L’ÉDITORIAL - Quand la FDJ réussit avec une recette inventée… par les courses !

Courses / 17.09.2018

L’ÉDITORIAL - Quand la FDJ réussit avec une recette inventée… par les courses !

Par Adrien Cugnasse

C’est un comble ! De son côté, le PMU s’est égaré en voulant copier la FDJ, perdant son âme dans le hasard et le jeu compulsif… Et du sien, la FDJ copie avec succès le PMU, en lançant le Loto du patrimoine, pure reprise du Sweepstake hippique.

Le Loto du patrimoine, lancé par la Française des Jeux (FDJ) pour financer la restauration de monuments historiques, est un grand succès : plus de 2,5 millions de tickets à gratter ont été écoulés. Cette réussite est d’autant plus cruelle pour nous qu’il s’agit d’un pastiche du sweepstake hippique.

Petit rappel historique, extrait du livre Les heures mouvementées de la Société d’Encouragement (René Romanet-Riondet et Guy Thibault) : « Le sweepstake est une loterie où l’attribution des prix dépend à la fois d’un tirage et du résultat d’une course. Elle fut organisée avec un grand succès à partir de 1930 en Irlande, au profit des hôpitaux (…) » En France, le sweepstake fut utilisé au profit de la filière hippique : « La détresse des courses, au milieu de la crise économique [des années 1930, ndlr], est profonde. Entre 1931 et 1934, la baisse s’élève à 13,5 % pour les sommes offertes en prix par les sociétés parisiennes de galop (…) La situation des sociétés semble inextricable quand une manne salvatrice tombe inopinément sous la forme du sweepstake (…) Deux sweepstakes, ayant pour support le Grand Prix de Paris et le Prix de l’Arc de Triomphe, ont produit un bénéfice de près de 16 millions. »

Une cruelle réussite. Pourquoi qualifier la réussite du Loto du patrimoine de "cruelle" ? Parce que depuis plusieurs années, le PMU s’est égaré dans le hasard (numéro de la chance et boost ordre, notamment) et dans le jeu compulsif (la multiplication du nombre de réunions était aussi une réponse au Rapido de la FDJ). Dans un premier temps, cela a permis de doper le chiffre d’affaires. Mais aujourd’hui, cela écœure notre cœur de clientèle.
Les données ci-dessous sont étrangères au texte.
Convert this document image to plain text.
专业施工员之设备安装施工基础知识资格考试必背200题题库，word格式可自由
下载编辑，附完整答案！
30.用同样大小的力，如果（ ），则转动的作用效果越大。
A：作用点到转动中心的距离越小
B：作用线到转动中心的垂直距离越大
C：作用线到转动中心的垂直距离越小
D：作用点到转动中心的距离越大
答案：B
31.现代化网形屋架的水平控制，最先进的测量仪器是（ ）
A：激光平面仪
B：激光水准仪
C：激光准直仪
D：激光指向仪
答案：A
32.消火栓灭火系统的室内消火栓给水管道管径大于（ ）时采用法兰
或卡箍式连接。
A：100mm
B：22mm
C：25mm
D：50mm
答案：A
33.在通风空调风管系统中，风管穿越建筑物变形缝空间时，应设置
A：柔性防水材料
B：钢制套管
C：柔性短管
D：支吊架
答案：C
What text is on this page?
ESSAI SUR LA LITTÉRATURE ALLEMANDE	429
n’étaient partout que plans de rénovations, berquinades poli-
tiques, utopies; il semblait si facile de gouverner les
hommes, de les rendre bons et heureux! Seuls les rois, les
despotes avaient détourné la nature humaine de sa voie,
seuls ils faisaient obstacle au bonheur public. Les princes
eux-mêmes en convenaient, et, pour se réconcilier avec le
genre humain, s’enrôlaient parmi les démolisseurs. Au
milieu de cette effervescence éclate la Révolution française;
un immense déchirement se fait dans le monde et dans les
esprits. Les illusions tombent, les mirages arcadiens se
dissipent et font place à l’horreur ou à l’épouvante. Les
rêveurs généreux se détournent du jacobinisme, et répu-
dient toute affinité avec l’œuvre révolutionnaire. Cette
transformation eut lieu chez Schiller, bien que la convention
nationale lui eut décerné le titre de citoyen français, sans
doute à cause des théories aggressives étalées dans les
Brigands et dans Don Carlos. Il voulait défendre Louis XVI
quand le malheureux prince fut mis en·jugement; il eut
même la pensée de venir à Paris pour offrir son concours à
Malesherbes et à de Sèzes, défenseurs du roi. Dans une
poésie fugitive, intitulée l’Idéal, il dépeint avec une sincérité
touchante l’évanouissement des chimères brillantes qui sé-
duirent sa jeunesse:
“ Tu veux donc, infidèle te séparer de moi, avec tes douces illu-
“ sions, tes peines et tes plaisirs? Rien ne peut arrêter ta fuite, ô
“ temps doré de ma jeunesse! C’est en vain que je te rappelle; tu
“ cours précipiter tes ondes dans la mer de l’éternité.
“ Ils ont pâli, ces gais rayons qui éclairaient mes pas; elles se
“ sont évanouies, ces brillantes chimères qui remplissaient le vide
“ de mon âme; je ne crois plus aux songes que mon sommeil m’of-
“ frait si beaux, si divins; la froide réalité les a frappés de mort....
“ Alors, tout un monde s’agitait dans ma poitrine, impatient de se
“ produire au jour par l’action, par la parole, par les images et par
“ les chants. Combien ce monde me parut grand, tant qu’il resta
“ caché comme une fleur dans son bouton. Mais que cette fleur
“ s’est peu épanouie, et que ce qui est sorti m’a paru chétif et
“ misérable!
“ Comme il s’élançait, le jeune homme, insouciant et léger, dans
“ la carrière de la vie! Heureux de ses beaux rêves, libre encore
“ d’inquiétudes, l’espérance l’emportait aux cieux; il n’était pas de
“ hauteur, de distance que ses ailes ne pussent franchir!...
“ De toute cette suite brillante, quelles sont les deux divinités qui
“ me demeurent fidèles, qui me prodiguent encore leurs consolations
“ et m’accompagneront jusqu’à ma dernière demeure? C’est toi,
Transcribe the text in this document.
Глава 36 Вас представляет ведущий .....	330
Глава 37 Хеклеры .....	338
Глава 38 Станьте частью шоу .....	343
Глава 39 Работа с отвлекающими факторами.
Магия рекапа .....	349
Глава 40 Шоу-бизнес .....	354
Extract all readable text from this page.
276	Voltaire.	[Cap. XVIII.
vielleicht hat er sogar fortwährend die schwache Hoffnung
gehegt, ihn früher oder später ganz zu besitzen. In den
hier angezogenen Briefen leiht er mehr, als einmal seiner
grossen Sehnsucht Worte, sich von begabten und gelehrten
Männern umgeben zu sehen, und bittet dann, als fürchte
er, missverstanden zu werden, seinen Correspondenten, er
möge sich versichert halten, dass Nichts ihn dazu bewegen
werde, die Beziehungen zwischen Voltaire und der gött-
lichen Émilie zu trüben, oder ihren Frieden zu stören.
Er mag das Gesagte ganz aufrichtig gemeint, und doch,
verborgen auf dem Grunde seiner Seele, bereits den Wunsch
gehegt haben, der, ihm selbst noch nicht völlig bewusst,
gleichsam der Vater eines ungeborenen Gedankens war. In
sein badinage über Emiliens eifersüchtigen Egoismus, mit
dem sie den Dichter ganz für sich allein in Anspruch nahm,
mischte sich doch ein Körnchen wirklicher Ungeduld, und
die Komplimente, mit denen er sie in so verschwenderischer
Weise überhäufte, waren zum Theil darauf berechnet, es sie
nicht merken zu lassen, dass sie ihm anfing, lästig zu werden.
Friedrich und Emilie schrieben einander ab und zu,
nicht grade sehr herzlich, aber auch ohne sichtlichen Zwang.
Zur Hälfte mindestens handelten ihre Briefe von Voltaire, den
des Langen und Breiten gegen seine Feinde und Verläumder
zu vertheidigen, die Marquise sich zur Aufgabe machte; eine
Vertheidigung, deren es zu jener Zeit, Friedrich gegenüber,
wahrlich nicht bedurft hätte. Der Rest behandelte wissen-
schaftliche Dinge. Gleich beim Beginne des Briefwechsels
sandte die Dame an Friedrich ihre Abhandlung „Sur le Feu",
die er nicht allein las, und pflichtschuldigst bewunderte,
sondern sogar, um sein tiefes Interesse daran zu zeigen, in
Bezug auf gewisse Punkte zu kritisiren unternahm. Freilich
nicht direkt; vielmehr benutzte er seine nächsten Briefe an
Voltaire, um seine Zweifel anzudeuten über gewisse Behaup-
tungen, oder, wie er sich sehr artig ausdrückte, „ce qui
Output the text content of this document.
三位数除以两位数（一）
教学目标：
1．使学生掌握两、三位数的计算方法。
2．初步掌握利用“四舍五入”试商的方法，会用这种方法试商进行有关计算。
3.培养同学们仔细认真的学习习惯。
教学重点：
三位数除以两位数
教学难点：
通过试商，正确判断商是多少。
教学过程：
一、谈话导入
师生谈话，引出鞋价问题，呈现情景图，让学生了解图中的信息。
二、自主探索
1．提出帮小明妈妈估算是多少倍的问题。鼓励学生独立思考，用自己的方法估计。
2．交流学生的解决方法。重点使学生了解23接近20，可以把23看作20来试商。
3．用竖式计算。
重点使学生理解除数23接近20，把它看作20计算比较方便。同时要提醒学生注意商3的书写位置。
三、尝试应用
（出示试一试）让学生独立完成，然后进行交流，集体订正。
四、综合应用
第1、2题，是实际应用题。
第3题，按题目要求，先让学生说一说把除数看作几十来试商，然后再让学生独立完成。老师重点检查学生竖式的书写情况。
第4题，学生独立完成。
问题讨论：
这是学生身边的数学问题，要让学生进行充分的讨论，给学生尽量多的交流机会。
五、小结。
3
Donc si l’on résume : quand le PMU copie la FDJ, il échoue ; et quand la FDJ copie le PMU, elle réussit !

L’efficacité médiatique de la FDJ. Mais cela ne s’arrête pas là… Stéphane Pallez, la brillante PDG de la FDJ, a accompagné Emmanuel Macron vendredi dernier pour une visite officielle, où elle a « plaidé pour que nous instaurions un rendez-vous annuel (…) [car le Loto du patrimoine] est une cause transpartisane et rassembleuse. »

C’est surtout, on l’aura compris, un superbe coup médiatique pour la FDJ. Elle enfonce le clou déjà planté avec sa Fondation, qui « soutient des projets d’intérêt général à forte dimension ludique, collaborative ou (ré)créative favorisant l’égalité des chances et destinés à des publics vulnérables. » Amis citoyens, ouvrez grand vos oreilles : l’intérêt général, c’est la FDJ qui le défend… et pas le PMU.

Sauf qu'au moment où on regarde bien les choses, c’est faux. La contribution de la FDJ à notre société est moins vertueuse que celle du PMU. Soumis comme la FDJ aux prélèvements de l’État – qui servent à financer les services publics –, le PMU participe activement à l’aménagement du territoire et favorise l’embauche de catégories statistiquement défavorisées sur le marché du travail (les ruraux, les moins diplômés…). C’est un impact très positif, qui a pour seul défaut d’être quasiment invisible.

Bref, le supplément de respectabilité et de visibilité lié au Loto du patrimoine améliore l’image de la FDJ auprès du grand public et renforce sa position sur le plan politique.

Copions Hongkong plutôt que la FDJ ! Alors qu’attendons-nous ? Qu’attendons-nous pour renouer avec nos forces ? Qu’attendons-nous pour être nous-mêmes, et copier le Hongkong Jockey Club plutôt que la FDJ ? Le HKJC a tout compris, lui qui finance directement et à son nom des hôpitaux, des programmes d’éducation et de protection de l’environnement.